Japan and South Korea are highly vulnerable to supply chain disruptions.  China is both the biggest export market in the world and a key source of goods imports for both countries.  In addition, the outbreak threatens to slow domestic demand as residents spend more time in isolation. 

The Japanese economy was already struggling before the outbreak, contracting in the fourth quarter of 2019.  COVID-19 may cause Japan to fall further in the first quarter of 2020.  Equity markets have fallen while the yen has depreciated, as Japan faces increased risks of recession owing to its dependencies with China. 

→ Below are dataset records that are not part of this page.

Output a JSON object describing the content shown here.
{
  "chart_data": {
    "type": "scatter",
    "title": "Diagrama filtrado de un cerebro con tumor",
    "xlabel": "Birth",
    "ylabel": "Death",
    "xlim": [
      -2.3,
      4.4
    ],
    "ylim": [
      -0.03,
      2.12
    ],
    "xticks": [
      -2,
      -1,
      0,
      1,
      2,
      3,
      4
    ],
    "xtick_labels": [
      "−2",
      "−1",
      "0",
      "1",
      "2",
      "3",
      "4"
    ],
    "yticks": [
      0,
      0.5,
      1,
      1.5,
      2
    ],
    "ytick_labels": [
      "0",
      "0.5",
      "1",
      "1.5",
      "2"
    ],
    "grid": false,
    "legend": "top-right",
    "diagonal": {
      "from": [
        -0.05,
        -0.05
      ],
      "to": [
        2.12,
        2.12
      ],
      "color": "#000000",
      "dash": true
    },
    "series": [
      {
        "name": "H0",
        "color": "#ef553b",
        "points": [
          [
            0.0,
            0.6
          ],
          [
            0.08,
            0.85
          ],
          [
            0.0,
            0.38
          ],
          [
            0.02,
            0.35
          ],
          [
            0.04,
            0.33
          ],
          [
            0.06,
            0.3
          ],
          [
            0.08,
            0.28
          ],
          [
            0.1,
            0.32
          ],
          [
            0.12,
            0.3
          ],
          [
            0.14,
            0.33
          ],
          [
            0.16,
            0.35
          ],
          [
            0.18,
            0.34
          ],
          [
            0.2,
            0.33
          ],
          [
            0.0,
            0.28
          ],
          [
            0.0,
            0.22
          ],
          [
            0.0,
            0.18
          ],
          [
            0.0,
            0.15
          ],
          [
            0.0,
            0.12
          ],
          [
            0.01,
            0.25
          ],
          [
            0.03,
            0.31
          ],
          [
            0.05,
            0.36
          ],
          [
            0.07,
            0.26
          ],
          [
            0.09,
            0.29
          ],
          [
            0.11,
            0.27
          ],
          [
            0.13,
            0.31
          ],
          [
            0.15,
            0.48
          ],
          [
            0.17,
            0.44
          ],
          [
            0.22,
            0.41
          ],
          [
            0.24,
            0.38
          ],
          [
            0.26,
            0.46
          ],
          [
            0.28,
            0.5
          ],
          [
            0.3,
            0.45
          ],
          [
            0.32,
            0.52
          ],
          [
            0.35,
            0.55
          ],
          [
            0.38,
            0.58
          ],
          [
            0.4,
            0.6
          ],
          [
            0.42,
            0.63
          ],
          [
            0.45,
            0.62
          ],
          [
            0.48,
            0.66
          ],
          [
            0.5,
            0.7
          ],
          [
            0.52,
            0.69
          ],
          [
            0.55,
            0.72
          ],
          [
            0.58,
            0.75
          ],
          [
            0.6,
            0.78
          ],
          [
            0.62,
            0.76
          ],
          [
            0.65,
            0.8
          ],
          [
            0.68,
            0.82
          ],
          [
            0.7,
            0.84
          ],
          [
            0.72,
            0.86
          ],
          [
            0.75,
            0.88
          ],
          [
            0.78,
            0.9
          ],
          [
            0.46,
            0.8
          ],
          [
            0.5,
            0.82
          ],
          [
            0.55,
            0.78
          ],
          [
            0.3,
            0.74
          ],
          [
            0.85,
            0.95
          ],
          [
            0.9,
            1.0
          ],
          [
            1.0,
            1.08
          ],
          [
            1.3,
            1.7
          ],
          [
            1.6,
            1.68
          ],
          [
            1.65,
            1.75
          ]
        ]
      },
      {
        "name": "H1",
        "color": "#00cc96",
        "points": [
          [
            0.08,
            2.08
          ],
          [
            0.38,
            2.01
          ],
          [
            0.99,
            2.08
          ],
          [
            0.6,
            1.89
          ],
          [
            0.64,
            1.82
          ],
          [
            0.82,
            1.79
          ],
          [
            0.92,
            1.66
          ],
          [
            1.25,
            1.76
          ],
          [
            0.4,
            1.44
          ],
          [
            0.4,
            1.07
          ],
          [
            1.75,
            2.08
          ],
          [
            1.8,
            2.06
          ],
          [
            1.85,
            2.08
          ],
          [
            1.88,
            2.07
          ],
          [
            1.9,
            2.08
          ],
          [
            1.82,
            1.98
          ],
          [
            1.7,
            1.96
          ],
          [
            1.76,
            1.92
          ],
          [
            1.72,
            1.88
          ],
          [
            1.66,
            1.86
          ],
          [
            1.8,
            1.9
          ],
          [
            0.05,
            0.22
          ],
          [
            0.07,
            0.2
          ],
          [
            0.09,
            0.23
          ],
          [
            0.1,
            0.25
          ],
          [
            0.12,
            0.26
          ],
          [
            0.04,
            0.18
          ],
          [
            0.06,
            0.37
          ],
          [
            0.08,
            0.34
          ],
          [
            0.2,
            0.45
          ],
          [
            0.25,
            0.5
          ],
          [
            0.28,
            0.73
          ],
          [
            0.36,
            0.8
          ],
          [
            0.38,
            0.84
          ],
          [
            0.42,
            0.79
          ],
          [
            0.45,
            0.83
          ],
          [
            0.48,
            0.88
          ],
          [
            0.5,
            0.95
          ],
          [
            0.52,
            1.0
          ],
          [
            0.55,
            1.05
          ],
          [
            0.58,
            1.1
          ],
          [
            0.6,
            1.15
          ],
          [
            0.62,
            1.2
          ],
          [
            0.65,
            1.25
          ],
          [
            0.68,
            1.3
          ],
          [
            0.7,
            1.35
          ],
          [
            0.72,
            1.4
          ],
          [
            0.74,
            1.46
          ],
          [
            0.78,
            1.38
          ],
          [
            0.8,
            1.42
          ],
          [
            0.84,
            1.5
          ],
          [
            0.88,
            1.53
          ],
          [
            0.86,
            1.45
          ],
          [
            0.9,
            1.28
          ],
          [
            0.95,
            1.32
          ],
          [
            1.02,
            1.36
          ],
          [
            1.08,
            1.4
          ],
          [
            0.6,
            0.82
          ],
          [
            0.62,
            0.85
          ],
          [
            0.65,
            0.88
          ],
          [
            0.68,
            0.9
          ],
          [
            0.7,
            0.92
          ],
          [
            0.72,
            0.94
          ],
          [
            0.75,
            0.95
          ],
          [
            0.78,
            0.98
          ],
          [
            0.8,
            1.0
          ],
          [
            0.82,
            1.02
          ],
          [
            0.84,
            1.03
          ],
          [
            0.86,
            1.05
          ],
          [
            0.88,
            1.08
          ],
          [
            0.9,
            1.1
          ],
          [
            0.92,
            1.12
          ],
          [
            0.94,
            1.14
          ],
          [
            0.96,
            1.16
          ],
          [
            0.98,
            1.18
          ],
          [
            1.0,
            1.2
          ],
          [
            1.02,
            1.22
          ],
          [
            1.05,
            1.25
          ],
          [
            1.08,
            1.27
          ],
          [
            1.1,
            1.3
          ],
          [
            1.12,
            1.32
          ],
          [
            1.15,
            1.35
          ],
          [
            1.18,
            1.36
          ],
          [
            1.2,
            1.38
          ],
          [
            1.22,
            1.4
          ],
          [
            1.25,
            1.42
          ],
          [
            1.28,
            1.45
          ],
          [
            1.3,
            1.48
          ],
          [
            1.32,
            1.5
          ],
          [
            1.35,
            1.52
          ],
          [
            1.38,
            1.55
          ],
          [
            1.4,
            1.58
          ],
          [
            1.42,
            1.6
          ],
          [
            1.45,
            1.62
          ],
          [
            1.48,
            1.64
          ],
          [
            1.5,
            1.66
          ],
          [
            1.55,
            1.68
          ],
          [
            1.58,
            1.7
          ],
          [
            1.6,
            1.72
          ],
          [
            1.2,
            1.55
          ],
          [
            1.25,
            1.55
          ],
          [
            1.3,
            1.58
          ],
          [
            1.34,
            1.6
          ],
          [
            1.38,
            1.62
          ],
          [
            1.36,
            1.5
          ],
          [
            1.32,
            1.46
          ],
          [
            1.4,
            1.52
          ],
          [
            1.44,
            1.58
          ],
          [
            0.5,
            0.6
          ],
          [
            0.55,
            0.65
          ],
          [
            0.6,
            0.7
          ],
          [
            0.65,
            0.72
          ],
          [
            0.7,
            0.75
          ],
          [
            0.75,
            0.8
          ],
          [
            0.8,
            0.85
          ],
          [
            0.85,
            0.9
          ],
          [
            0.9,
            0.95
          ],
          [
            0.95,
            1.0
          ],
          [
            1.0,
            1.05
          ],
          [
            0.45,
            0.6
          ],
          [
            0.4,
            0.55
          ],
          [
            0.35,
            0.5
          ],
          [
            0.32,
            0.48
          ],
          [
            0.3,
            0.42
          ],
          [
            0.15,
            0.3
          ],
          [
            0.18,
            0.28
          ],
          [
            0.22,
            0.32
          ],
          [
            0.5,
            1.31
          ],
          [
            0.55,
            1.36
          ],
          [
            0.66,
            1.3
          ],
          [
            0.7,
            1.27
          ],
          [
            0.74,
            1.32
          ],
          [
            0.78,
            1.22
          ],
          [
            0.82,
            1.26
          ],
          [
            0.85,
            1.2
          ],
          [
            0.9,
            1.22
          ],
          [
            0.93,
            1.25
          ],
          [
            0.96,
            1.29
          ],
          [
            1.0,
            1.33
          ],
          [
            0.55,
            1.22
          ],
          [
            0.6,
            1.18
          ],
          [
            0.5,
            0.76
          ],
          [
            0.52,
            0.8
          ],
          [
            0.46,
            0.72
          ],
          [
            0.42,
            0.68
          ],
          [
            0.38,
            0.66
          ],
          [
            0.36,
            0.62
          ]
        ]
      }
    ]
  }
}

South Korea started the year seeing green shoots amid reduced U.S.-China trade tensions.  However, with the virus spreading fast inside South Korean borders, the shock to domestic consumption (accounting for 50% of gross domestic product) will be significant.  The South Korean markets and currency have suffered, while manufacturers’ confidence has plunged the most in five years.

“COVID-19 has hit Japan and South Korea both medically and economically.”

Recent disruptions suggest the recovery will be slow, particularly for Japan.  In 2011, after the Tōhoku earthquake, Japan’s industrial output fell 13% but recovered only after several months.  Those hoping for a smooth, V-shaped recovery will likely be left disappointed.  Plus, the future of the 2020 Tokyo Olympics is in doubt. The games could face a fate similar to that of the 1940 Tokyo Winter Olympics, which were reawarded to Europe because of Japan’s war with China, before being cancelled altogether due to World War 2.

The fallout is only just beginning, and Asia’s major economies are already feeling the impact of the outbreak.  The continued spread of COVID-19 will lead to isolation of more and more markets.  Quarantining a virus-infected person will help contain its spread; quarantining an entire market, however, will only add to economic pain.